Si vous étiez présents, le 19 janvier à la toute première Conférence nationale sur le développement régional, vous auriez certainement écouté avec une très grande attention la description de la situation économique par Hichem Elloumi qui y représentait l'UTICA.
Pourquoi? Parce que, dans la Conférence qui ratissait trop large à notre humble opinion, seul Elloumi est resté au ras des pâquerettes, comme il est de bon aloi pour un chef d'entreprise; là où tout doit se faire sans la moindre prétention, les grands mots politiques, le titillement maladroit des philosophies de développement, etc.
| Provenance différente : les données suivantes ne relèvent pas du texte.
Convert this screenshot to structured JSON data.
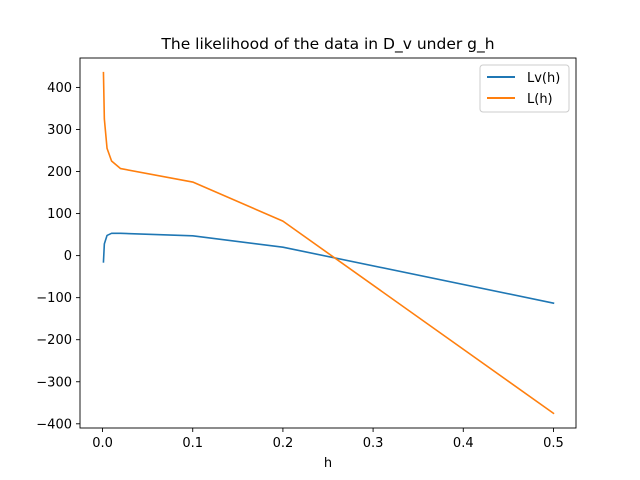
{
  "chart_data": {
    "type": "line",
    "title": "The likelihood of the data in D_v under g_h",
    "xlabel": "h",
    "ylabel": "",
    "xlim": [
      -0.025,
      0.525
    ],
    "ylim": [
      -410,
      470
    ],
    "xticks": [
      0.0,
      0.1,
      0.2,
      0.3,
      0.4,
      0.5
    ],
    "xtick_labels": [
      "0.0",
      "0.1",
      "0.2",
      "0.3",
      "0.4",
      "0.5"
    ],
    "yticks": [
      -400,
      -300,
      -200,
      -100,
      0,
      100,
      200,
      300,
      400
    ],
    "ytick_labels": [
      "−400",
      "−300",
      "−200",
      "−100",
      "0",
      "100",
      "200",
      "300",
      "400"
    ],
    "grid": false,
    "legend_position": "top-right",
    "series": [
      {
        "name": "Lv(h)",
        "color": "#1f77b4",
        "x": [
          0.001,
          0.002,
          0.005,
          0.01,
          0.02,
          0.1,
          0.2,
          0.5
        ],
        "y": [
          -15,
          28,
          48,
          53,
          53,
          47,
          20,
          -113
        ]
      },
      {
        "name": "L(h)",
        "color": "#ff7f0e",
        "x": [
          0.001,
          0.002,
          0.005,
          0.01,
          0.02,
          0.1,
          0.2,
          0.5
        ],
        "y": [
          435,
          325,
          255,
          225,
          207,
          175,
          82,
          -375
        ]
      }
    ]
  }
}
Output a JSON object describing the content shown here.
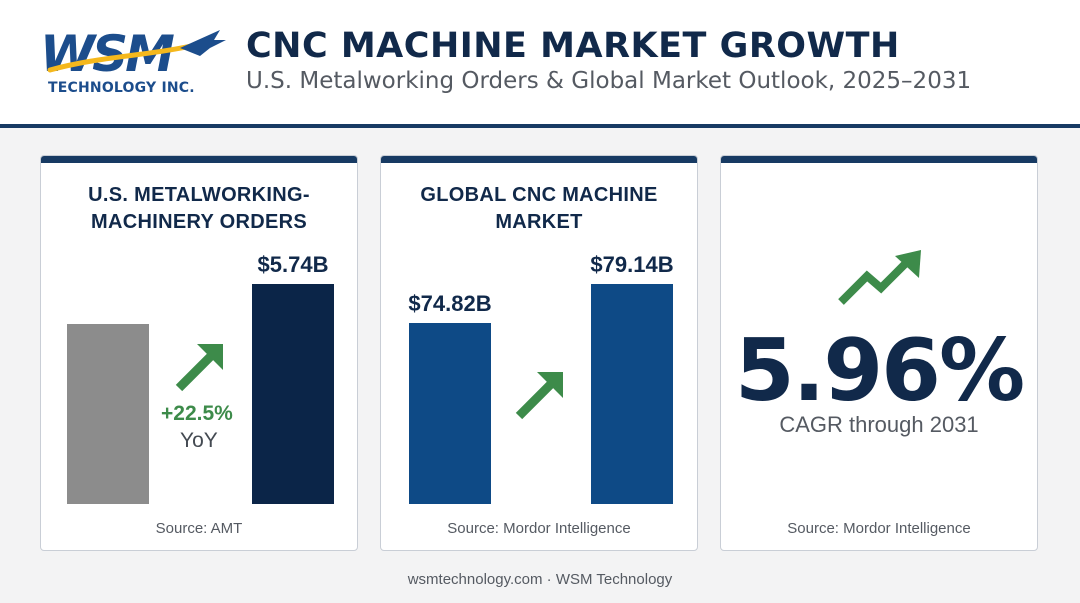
{
  "header": {
    "logo_word": "WSM",
    "logo_sub": "TECHNOLOGY INC.",
    "title": "CNC MACHINE MARKET GROWTH",
    "subtitle": "U.S. Metalworking Orders & Global Market Outlook, 2025–2031"
  },
  "cards": [
    {
      "title_lines": [
        "U.S. METALWORKING-",
        "MACHINERY ORDERS"
      ],
      "bar_labels": [
        "",
        "$5.74B"
      ],
      "yoy_pct": "+22.5%",
      "yoy_label": "YoY",
      "source": "Source: AMT"
    },
    {
      "title_lines": [
        "GLOBAL CNC MACHINE",
        "MARKET"
      ],
      "bar_labels": [
        "$74.82B",
        "$79.14B"
      ],
      "source": "Source: Mordor Intelligence"
    },
    {
      "big_value": "5.96%",
      "big_caption": "CAGR through 2031",
      "source": "Source: Mordor Intelligence"
    }
  ],
  "footer": "wsmtechnology.com · WSM Technology",
  "colors": {
    "navy": "#11294a",
    "blue_bar": "#0e4a86",
    "dark_bar": "#0b2548",
    "gray_bar": "#8c8c8c",
    "green": "#3d8b4a",
    "gold": "#f5b81c"
  },
  "chart_data": [
    {
      "type": "bar",
      "title": "U.S. METALWORKING-MACHINERY ORDERS",
      "categories": [
        "",
        ""
      ],
      "values": [
        4.685,
        5.74
      ],
      "data_labels": [
        "",
        "$5.74B"
      ],
      "annotation": "+22.5% YoY",
      "ylim": [
        0,
        5.74
      ],
      "grid": false
    },
    {
      "type": "bar",
      "title": "GLOBAL CNC MACHINE MARKET",
      "categories": [
        "",
        ""
      ],
      "values": [
        74.82,
        79.14
      ],
      "data_labels": [
        "$74.82B",
        "$79.14B"
      ],
      "ylim": [
        0,
        79.14
      ],
      "grid": false
    }
  ]
}
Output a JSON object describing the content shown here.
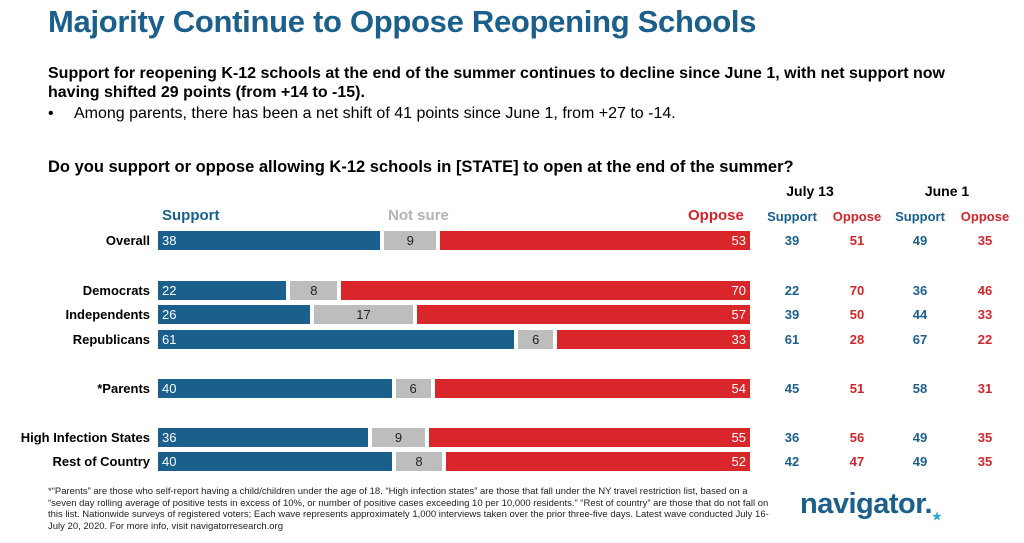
{
  "title": "Majority Continue to Oppose Reopening Schools",
  "subtitle": "Support for reopening K-12 schools at the end of the summer continues to decline since June 1, with net support now having shifted 29 points (from +14 to -15).",
  "bullet": "Among parents, there has been a net shift of 41 points since June 1, from +27 to -14.",
  "bullet_mark": "•",
  "question": "Do you support or oppose allowing K-12 schools in [STATE] to open at the end of the summer?",
  "legend": {
    "support": "Support",
    "not_sure": "Not sure",
    "oppose": "Oppose"
  },
  "waves": {
    "july": "July 13",
    "june": "June 1"
  },
  "col_heads": {
    "support": "Support",
    "oppose": "Oppose"
  },
  "colors": {
    "support": "#1b5f8c",
    "not_sure": "#bdbdbd",
    "oppose": "#d9262b"
  },
  "chart_data": {
    "type": "bar",
    "stacked": true,
    "orientation": "horizontal",
    "categories": [
      "Overall",
      "Democrats",
      "Independents",
      "Republicans",
      "*Parents",
      "High Infection States",
      "Rest of Country"
    ],
    "series": [
      {
        "name": "Support",
        "values": [
          38,
          22,
          26,
          61,
          40,
          36,
          40
        ]
      },
      {
        "name": "Not sure",
        "values": [
          9,
          8,
          17,
          6,
          6,
          9,
          8
        ]
      },
      {
        "name": "Oppose",
        "values": [
          53,
          70,
          57,
          33,
          54,
          55,
          52
        ]
      }
    ],
    "comparison": {
      "july_13": {
        "support": [
          39,
          22,
          39,
          61,
          45,
          36,
          42
        ],
        "oppose": [
          51,
          70,
          50,
          28,
          51,
          56,
          47
        ]
      },
      "june_1": {
        "support": [
          49,
          36,
          44,
          67,
          58,
          49,
          49
        ],
        "oppose": [
          35,
          46,
          33,
          22,
          31,
          35,
          35
        ]
      }
    }
  },
  "footnote": "*“Parents” are those who self-report having a child/children under the age of 18. “High infection states” are those that fall under the NY travel restriction list, based on a “seven day rolling average of positive tests in excess of 10%, or number of positive cases exceeding 10 per 10,000 residents.” “Rest of country” are those that do not fall on this list. Nationwide surveys of registered voters; Each wave represents approximately 1,000 interviews taken over the prior three-five days. Latest wave conducted July 16-July 20, 2020. For more info, visit navigatorresearch.org",
  "logo": {
    "text": "navigator",
    "mark": "."
  }
}
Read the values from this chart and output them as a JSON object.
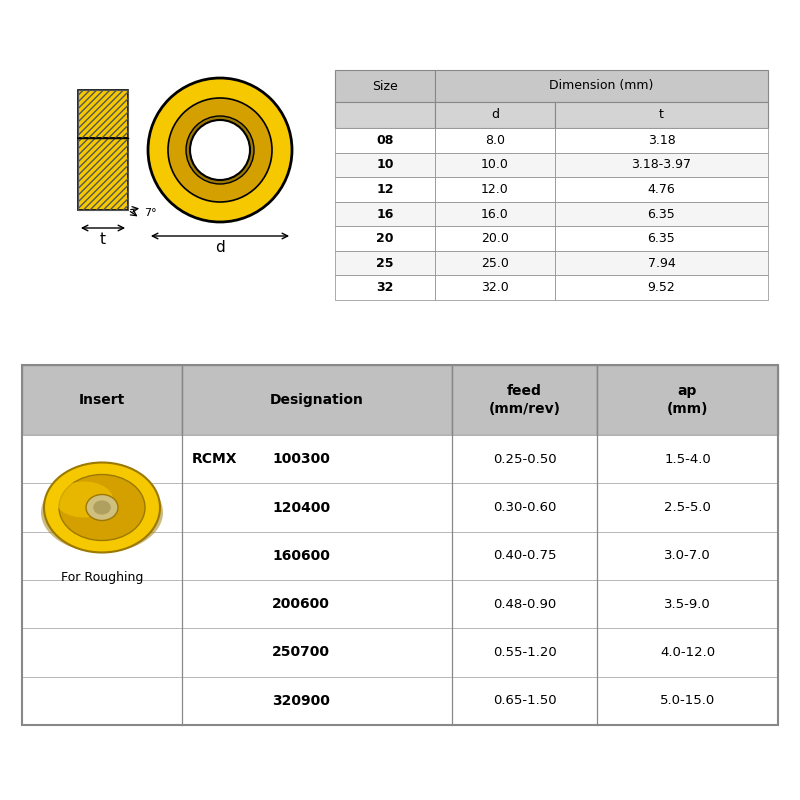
{
  "bg_color": "#ffffff",
  "dim_table": {
    "header_bg": "#c8c8c8",
    "subheader_bg": "#d4d4d4",
    "sizes": [
      "08",
      "10",
      "12",
      "16",
      "20",
      "25",
      "32"
    ],
    "d_vals": [
      "8.0",
      "10.0",
      "12.0",
      "16.0",
      "20.0",
      "25.0",
      "32.0"
    ],
    "t_vals": [
      "3.18",
      "3.18-3.97",
      "4.76",
      "6.35",
      "6.35",
      "7.94",
      "9.52"
    ]
  },
  "insert_table": {
    "header_bg": "#c0c0c0",
    "designations": [
      "100300",
      "120400",
      "160600",
      "200600",
      "250700",
      "320900"
    ],
    "feeds": [
      "0.25-0.50",
      "0.30-0.60",
      "0.40-0.75",
      "0.48-0.90",
      "0.55-1.20",
      "0.65-1.50"
    ],
    "ap_vals": [
      "1.5-4.0",
      "2.5-5.0",
      "3.0-7.0",
      "3.5-9.0",
      "4.0-12.0",
      "5.0-15.0"
    ],
    "insert_label": "RCMX",
    "col_insert": "Insert",
    "col_designation": "Designation",
    "col_feed": "feed\n(mm/rev)",
    "col_ap": "ap\n(mm)",
    "for_roughing": "For Roughing"
  },
  "yellow_bright": "#F5C800",
  "yellow_mid": "#D4A000",
  "yellow_dark": "#9B7800",
  "insert_angle": "7°",
  "dim_label_d": "d",
  "dim_label_t": "t"
}
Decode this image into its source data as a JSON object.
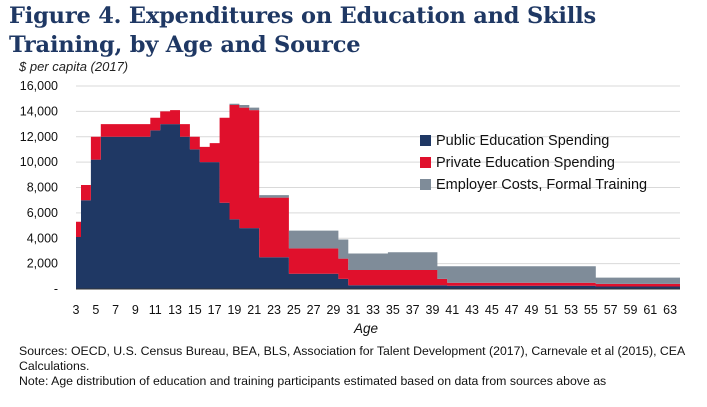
{
  "figure": {
    "title": "Figure 4. Expenditures on Education and Skills Training, by Age and Source",
    "unit_label": "$  per capita (2017)"
  },
  "chart_data": {
    "type": "area",
    "stacked": true,
    "title": "Figure 4. Expenditures on Education and Skills Training, by Age and Source",
    "xlabel": "Age",
    "ylabel": "$  per capita (2017)",
    "ylim": [
      0,
      16000
    ],
    "yticks": [
      0,
      2000,
      4000,
      6000,
      8000,
      10000,
      12000,
      14000,
      16000
    ],
    "ytick_labels": [
      "-",
      "2,000",
      "4,000",
      "6,000",
      "8,000",
      "10,000",
      "12,000",
      "14,000",
      "16,000"
    ],
    "xlim": [
      3,
      64
    ],
    "xticks": [
      3,
      5,
      7,
      9,
      11,
      13,
      15,
      17,
      19,
      21,
      23,
      25,
      27,
      29,
      31,
      33,
      35,
      37,
      39,
      41,
      43,
      45,
      47,
      49,
      51,
      53,
      55,
      57,
      59,
      61,
      63
    ],
    "grid": "horizontal",
    "legend_position": "right",
    "x": [
      3,
      4,
      5,
      6,
      7,
      8,
      9,
      10,
      11,
      12,
      13,
      14,
      15,
      16,
      17,
      18,
      19,
      20,
      21,
      22,
      23,
      24,
      25,
      26,
      27,
      28,
      29,
      30,
      31,
      32,
      33,
      34,
      35,
      36,
      37,
      38,
      39,
      40,
      41,
      42,
      43,
      44,
      45,
      46,
      47,
      48,
      49,
      50,
      51,
      52,
      53,
      54,
      55,
      56,
      57,
      58,
      59,
      60,
      61,
      62,
      63,
      64
    ],
    "series": [
      {
        "name": "Public Education Spending",
        "color": "#1f3864",
        "values": [
          4100,
          7000,
          10200,
          12000,
          12000,
          12000,
          12000,
          12000,
          12500,
          13000,
          13000,
          12000,
          11000,
          10000,
          10000,
          6800,
          5500,
          4800,
          4800,
          2500,
          2500,
          2500,
          1200,
          1200,
          1200,
          1200,
          1200,
          800,
          300,
          300,
          300,
          300,
          300,
          300,
          300,
          300,
          300,
          300,
          250,
          250,
          250,
          250,
          250,
          250,
          250,
          250,
          250,
          250,
          250,
          250,
          250,
          250,
          250,
          200,
          200,
          200,
          200,
          200,
          200,
          200,
          200,
          200
        ]
      },
      {
        "name": "Private Education Spending",
        "color": "#e0102c",
        "values": [
          1200,
          1200,
          1800,
          1000,
          1000,
          1000,
          1000,
          1000,
          1000,
          1000,
          1100,
          1000,
          1000,
          1200,
          1500,
          6700,
          9000,
          9500,
          9300,
          4700,
          4700,
          4700,
          2000,
          2000,
          2000,
          2000,
          2000,
          1600,
          1200,
          1200,
          1200,
          1200,
          1200,
          1200,
          1200,
          1200,
          1200,
          500,
          250,
          250,
          250,
          250,
          250,
          250,
          250,
          250,
          250,
          250,
          250,
          250,
          250,
          250,
          250,
          200,
          200,
          200,
          200,
          200,
          200,
          200,
          200,
          200
        ]
      },
      {
        "name": "Employer Costs, Formal Training",
        "color": "#7f8c99",
        "values": [
          0,
          0,
          0,
          0,
          0,
          0,
          0,
          0,
          0,
          0,
          0,
          0,
          0,
          0,
          0,
          0,
          100,
          200,
          200,
          200,
          200,
          200,
          1400,
          1400,
          1400,
          1400,
          1400,
          1500,
          1300,
          1300,
          1300,
          1300,
          1400,
          1400,
          1400,
          1400,
          1400,
          1000,
          1300,
          1300,
          1300,
          1300,
          1300,
          1300,
          1300,
          1300,
          1300,
          1300,
          1300,
          1300,
          1300,
          1300,
          1300,
          500,
          500,
          500,
          500,
          500,
          500,
          500,
          500,
          500
        ]
      }
    ]
  },
  "notes": {
    "sources": "Sources: OECD, U.S. Census Bureau, BEA, BLS, Association for Talent Development (2017), Carnevale et al (2015), CEA Calculations.",
    "note": "Note: Age distribution of education and training participants estimated based on data from sources above as"
  }
}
Car, ces derniers jours, quand des contestataires disent qu'ils stoppent leur sit-in, d'autres semblent n'attendre que cela pour prendre la relève et, dans cette ambiance passablement inquiétante, on respecte la passion de Jameleddine Gharbi, le ministre de plus en plus célèbre du Développement régional et de la Planification, mais on s'interroge sur la faisabilité d'un programme qui, en gros, s'attaque à quatre axes à la fois: 1) établir l'équilibre entre régions et localités, 2) agir pour la compétitivité, 3) créer plus d'emplois, 4) réduire le niveau de pauvreté.
Nos problèmes sont, en grande parte, de l'ordre de l'immédiat et il faut donc des réponses immédiates... en attendant les choses importantes et profondes qui prennent évidemment du temps.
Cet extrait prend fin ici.